社会というものは目障りな現象を拡散させ、受入れてうすめてゆくことで免疫を作るのではないか(P353)

 Kさんの発言は、非常に薄めたウイルスで免疫をつくることで、毒性の強いウイルスを排除する、この免疫が「現在のやおい」――「BL」ではないか、というものです。

以下は私の雑文『残酷な楽園』からの引用です。

 「現在のやおい」は社会に認知されない状態でマーケティングに取り込まれ、小説や漫画・ドラマなどの消費を亢進させる装置のひとつになっています。踊らされている人間が言うことではないですが。
 そして「現在のやおい」にはもうひとつの利点があります。
 やおいは男権社会に意識的・無意識的に不満のある読者を癒す鎮静剤になりますが、同時に不満を癒してしまうことで男権社会を存続させる緩衝材にもなります。
 男権社会への不満を癒してしまうことで、現実への不満を失わせる。男権社会を存続させる道具になるのです。
 依存症であるやおいは読者を癒しますが、決して根底から読者を癒すことはありません。読者の不満が癒されても、社会が変わることはないからです。根底から癒されない読者はふたたびやおいを手に取ります。
 こうして「強い毒性」社会への不満をもっていたやおいの読者は、「薄いウイルス」やおいによって毒性を薄められ、社会に取り込まれていきます。あらたな消費の担い手として。

 私がこの雑文を書いたのは二十年前なので、「現在のやおい」――「BL」はずいぶん社会に認知されたと思います。

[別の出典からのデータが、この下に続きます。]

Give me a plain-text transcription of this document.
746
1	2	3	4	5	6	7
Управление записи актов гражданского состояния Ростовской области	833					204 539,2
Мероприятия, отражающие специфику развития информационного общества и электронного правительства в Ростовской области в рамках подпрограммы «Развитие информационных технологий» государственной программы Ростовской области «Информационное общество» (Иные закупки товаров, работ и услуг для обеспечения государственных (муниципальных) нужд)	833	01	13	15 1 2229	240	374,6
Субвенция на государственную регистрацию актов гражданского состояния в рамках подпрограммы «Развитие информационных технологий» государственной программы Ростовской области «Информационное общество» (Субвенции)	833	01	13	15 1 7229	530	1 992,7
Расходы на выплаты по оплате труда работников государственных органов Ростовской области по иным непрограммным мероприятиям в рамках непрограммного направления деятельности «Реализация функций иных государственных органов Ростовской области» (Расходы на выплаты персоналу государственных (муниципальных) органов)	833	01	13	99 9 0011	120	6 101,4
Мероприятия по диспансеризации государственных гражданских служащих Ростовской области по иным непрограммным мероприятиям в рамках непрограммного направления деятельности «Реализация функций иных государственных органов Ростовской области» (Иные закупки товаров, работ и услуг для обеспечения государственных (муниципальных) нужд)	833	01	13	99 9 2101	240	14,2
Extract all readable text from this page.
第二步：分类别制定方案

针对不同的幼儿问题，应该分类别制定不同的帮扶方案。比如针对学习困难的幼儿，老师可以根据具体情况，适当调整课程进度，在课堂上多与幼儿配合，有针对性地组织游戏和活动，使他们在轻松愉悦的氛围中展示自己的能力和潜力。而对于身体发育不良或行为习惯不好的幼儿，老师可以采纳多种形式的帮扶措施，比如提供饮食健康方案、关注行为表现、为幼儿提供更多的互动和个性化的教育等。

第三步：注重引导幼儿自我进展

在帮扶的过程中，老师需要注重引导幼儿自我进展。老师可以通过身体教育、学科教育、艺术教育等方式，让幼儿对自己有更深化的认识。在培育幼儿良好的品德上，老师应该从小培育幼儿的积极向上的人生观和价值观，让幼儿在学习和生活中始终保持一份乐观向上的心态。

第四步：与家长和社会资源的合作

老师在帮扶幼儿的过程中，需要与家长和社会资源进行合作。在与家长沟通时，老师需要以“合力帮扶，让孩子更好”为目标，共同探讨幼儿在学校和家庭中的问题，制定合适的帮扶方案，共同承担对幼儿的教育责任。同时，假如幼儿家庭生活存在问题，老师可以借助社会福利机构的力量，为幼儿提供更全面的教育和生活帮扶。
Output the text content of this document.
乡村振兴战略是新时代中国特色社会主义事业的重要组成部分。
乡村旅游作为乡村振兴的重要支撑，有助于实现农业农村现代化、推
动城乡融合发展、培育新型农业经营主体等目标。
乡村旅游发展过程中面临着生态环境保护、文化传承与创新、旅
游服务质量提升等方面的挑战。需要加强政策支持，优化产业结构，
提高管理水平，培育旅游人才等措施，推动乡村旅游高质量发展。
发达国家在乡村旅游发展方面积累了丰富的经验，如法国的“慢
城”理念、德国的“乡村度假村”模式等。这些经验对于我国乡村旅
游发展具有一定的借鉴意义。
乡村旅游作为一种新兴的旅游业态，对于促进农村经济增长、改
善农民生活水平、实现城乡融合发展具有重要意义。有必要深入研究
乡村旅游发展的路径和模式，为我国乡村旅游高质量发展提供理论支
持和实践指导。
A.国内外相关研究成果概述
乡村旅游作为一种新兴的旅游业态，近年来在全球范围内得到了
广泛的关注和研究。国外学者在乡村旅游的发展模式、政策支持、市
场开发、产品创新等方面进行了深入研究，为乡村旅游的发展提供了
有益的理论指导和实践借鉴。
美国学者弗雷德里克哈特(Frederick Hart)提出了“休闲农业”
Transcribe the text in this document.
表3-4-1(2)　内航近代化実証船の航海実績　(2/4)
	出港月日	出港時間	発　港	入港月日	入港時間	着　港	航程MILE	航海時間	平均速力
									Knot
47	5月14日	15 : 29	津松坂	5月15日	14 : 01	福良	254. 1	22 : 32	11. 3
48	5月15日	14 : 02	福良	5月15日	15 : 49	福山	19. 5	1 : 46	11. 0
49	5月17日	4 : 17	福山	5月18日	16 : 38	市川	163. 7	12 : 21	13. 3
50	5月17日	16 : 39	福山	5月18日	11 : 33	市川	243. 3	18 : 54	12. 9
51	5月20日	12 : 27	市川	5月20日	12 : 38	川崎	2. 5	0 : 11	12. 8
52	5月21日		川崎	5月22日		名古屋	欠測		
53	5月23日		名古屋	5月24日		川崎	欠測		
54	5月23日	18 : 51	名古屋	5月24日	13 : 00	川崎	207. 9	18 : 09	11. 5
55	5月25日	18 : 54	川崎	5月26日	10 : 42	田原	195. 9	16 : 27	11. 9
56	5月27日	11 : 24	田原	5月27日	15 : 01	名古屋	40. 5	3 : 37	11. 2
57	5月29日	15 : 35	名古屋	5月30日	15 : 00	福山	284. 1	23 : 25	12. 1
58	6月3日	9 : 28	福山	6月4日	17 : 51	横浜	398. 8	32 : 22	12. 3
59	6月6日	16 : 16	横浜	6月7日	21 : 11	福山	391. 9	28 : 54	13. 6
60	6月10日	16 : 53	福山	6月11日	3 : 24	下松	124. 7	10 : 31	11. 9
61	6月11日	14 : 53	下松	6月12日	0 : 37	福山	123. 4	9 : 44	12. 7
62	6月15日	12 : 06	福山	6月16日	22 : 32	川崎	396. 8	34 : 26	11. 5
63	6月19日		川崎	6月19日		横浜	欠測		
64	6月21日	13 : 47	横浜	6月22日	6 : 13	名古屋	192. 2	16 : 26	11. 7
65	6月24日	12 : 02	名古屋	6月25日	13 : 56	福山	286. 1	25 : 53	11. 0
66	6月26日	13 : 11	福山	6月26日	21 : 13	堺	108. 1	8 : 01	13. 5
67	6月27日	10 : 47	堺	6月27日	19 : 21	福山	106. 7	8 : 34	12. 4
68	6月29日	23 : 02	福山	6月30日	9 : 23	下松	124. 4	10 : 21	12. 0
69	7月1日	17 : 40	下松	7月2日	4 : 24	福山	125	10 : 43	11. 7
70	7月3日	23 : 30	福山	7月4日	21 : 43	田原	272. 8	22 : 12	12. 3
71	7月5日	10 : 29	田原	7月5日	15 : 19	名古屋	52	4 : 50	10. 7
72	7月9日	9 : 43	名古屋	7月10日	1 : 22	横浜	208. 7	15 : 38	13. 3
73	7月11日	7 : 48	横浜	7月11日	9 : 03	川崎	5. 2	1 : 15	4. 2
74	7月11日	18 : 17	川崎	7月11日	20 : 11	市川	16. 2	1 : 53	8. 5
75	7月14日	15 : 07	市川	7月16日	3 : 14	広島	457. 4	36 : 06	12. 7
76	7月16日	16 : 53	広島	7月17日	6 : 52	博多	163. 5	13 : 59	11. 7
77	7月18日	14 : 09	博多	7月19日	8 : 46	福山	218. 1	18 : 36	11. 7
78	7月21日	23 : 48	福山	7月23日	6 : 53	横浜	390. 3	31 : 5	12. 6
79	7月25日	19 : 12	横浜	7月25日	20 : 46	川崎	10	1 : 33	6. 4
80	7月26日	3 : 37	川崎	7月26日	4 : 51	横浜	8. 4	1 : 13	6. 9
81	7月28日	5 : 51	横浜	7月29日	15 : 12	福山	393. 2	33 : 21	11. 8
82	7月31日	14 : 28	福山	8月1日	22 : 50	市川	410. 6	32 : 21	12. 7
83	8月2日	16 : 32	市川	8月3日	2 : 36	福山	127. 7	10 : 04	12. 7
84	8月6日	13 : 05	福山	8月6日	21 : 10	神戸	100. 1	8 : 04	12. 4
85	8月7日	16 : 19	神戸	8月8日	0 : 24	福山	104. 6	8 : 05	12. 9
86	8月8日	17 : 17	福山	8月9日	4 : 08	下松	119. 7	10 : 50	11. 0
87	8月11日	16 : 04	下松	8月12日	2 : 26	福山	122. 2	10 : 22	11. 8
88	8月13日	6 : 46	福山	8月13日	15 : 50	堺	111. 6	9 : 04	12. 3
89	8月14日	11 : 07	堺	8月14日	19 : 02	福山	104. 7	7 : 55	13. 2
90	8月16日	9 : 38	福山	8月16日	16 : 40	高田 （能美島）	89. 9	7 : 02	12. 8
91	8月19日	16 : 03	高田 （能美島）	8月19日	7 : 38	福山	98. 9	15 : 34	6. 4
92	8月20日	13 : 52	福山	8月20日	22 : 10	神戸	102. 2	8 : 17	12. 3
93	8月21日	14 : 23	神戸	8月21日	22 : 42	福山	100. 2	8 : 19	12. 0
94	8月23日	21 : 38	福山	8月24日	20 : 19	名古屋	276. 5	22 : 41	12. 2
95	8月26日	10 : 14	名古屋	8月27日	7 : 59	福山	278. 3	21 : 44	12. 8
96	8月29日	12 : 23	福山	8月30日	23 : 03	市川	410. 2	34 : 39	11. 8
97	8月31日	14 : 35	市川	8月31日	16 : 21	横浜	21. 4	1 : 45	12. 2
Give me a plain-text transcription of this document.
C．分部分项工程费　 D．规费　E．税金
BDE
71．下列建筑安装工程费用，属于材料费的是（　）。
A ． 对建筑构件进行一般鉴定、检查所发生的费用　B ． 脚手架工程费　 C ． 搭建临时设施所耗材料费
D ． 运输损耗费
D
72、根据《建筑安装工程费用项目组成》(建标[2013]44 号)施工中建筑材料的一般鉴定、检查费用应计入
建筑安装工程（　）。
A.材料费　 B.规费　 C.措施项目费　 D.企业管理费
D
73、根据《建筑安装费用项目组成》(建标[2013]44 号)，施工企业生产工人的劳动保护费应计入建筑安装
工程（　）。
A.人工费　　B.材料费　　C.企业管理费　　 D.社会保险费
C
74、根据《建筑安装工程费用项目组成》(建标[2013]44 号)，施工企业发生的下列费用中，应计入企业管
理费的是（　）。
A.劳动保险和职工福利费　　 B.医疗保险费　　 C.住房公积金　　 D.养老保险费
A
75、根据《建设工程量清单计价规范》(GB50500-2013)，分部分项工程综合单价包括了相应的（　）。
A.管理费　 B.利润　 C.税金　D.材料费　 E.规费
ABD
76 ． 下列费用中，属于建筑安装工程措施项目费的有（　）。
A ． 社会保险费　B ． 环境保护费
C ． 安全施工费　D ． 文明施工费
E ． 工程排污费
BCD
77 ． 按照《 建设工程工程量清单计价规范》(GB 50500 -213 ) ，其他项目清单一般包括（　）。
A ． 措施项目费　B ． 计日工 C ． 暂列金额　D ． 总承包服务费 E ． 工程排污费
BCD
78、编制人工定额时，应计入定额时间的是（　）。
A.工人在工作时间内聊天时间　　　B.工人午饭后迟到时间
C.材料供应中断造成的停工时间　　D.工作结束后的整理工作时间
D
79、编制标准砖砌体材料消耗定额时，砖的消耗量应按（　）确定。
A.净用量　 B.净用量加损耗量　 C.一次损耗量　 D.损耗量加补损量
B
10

 社会を変える契機であった「耽美」が、社会に適応するための「BL」になった過程を見てきました。
 そして蜜さんが「この武器を失ってしまうことが、わたしは、ほんとうにほんとうにほんとうに、恐ろしいのです」と言われていたことを実感できたでしょうか。
 自分で書いていて「耽美」のアナーキズムの説明が足りないような気もするので、また説明を付け足すことがあるかもしれません。
 今回はここまでです。お付き合いありがとうございます。